Il 30 Agosto si è tenuto a Tel Aviv presso il Mofet Institute l’evento di lancio del Progetto di Gemellaggio ENI/2018/395-237 «Establishment of the Israeli National Qualifications Framework (NQF) as a mechanism to fostering the development of Israel human capital – IL 15 ENI SO 01 17 (IL/14)» , che, con un budget di 1,8 milioni di euro messo a disposizione dall’Unione Europea, è diretto ad istituire un quadro nazionale israeliano delle qualifiche e dei titoli come meccanismo per favorire lo sviluppo del capitale umano di Israele.

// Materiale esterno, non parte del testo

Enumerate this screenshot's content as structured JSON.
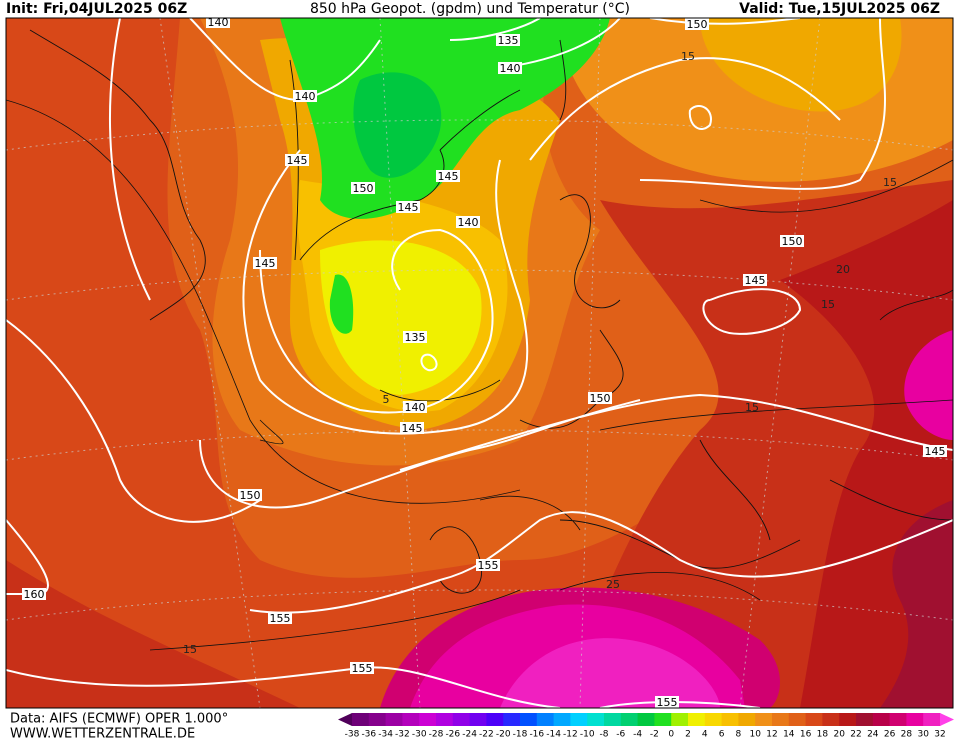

Hanno preso parte all’incontro l’ambasciatore UE in Israele Emanuele Giaufret, il Sottosegretario di Stato Lorenzo Fioramonti, l’ambasciatore italiano in Israele Gianluigi Benedetti, il Dirigente dell’ufficio per l’internazionalizzazione della formazione superiore e capo delegazione al BFUG della DGSINF del Ministero dell’Istruzione, Università e Ricerca Federico Cinquepalmi, il dirigente dell’ufficio del Primo ministro israeliano Ori Herman, oltre che alti rappresentanti del Ministero dell’istruzione israeliano e di tutti le amministrazioni israeliane coinvolte nel rilascio delle qualifiche (il Consiglio dell’Istruzione superiore, il Ministero del Lavoro e delle Politiche Sociali, il Ministero dell’Economia, il Ministero della Difesa).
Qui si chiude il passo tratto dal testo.